Three Egyptian journalists said Monday they had begun hunger strikes to demand authorities free Alaa Abdel Fattah, a jailed political dissident who has been refusing food and now water too.

British-Egyptian Abdel Fattah, 40, a major figure in the 2011 revolt that toppled longtime president Hosni Mubarak, stopped drinking water on Sunday to coincide with the opening of the COP27 climate summit in Egypt.

“We have stopped eating now because Alaa Abdel Fattah is in danger of dying,” journalist Mona Selim told AFP during a sit-in at the journalists’ union in Cairo.

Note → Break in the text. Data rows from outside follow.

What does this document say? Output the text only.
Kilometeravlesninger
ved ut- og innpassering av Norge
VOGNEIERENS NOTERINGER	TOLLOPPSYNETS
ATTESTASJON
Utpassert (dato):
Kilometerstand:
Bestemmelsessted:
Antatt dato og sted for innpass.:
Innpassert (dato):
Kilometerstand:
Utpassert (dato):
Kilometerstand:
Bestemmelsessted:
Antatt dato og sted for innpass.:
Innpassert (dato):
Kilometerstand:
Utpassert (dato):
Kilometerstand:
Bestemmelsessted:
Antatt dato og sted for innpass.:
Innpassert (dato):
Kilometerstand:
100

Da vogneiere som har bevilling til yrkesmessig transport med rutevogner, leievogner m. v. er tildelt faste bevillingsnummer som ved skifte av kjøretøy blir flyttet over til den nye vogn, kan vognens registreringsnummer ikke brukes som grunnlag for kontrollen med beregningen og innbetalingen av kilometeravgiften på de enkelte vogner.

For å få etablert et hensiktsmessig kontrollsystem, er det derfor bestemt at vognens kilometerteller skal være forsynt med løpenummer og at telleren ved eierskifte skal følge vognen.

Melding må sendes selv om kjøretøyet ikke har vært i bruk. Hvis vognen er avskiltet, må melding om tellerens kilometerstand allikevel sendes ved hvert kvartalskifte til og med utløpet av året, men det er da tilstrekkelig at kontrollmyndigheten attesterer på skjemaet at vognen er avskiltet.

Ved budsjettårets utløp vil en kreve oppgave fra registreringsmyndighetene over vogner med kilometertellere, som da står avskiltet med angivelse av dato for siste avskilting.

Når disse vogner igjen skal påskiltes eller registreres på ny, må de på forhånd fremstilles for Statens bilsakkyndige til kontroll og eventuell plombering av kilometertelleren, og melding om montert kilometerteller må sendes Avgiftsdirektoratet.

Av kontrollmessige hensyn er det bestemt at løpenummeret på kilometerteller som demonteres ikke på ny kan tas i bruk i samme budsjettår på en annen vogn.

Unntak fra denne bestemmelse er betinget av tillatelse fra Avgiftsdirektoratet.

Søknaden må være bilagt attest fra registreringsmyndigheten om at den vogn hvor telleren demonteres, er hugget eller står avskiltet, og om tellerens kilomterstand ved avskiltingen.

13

She was speaking alongside Eman Ouf and Racha Azab, the two colleagues who have gone on hunger strike with her.

Selim said that the three are also demanding the “liberation of all prisoners of conscience” in Egypt.

They number more than 60,000 in Egypt, according to rights groups — jailed under the rule of President Abdel Fattah al-Sisi, who deposed Islamist president Mohamed Morsi in 2013, before being elected the following year.

After a seven-month hunger strike during which he consumed only “100 calories a day”, Alaa Abdel Fattah has refused food altogether since last Tuesday.

On Sunday he launched a “water strike” too, said his sister Sanaa Seif, who on Monday travelled to Sharm el-Sheikh where world leaders arrived for the COP27.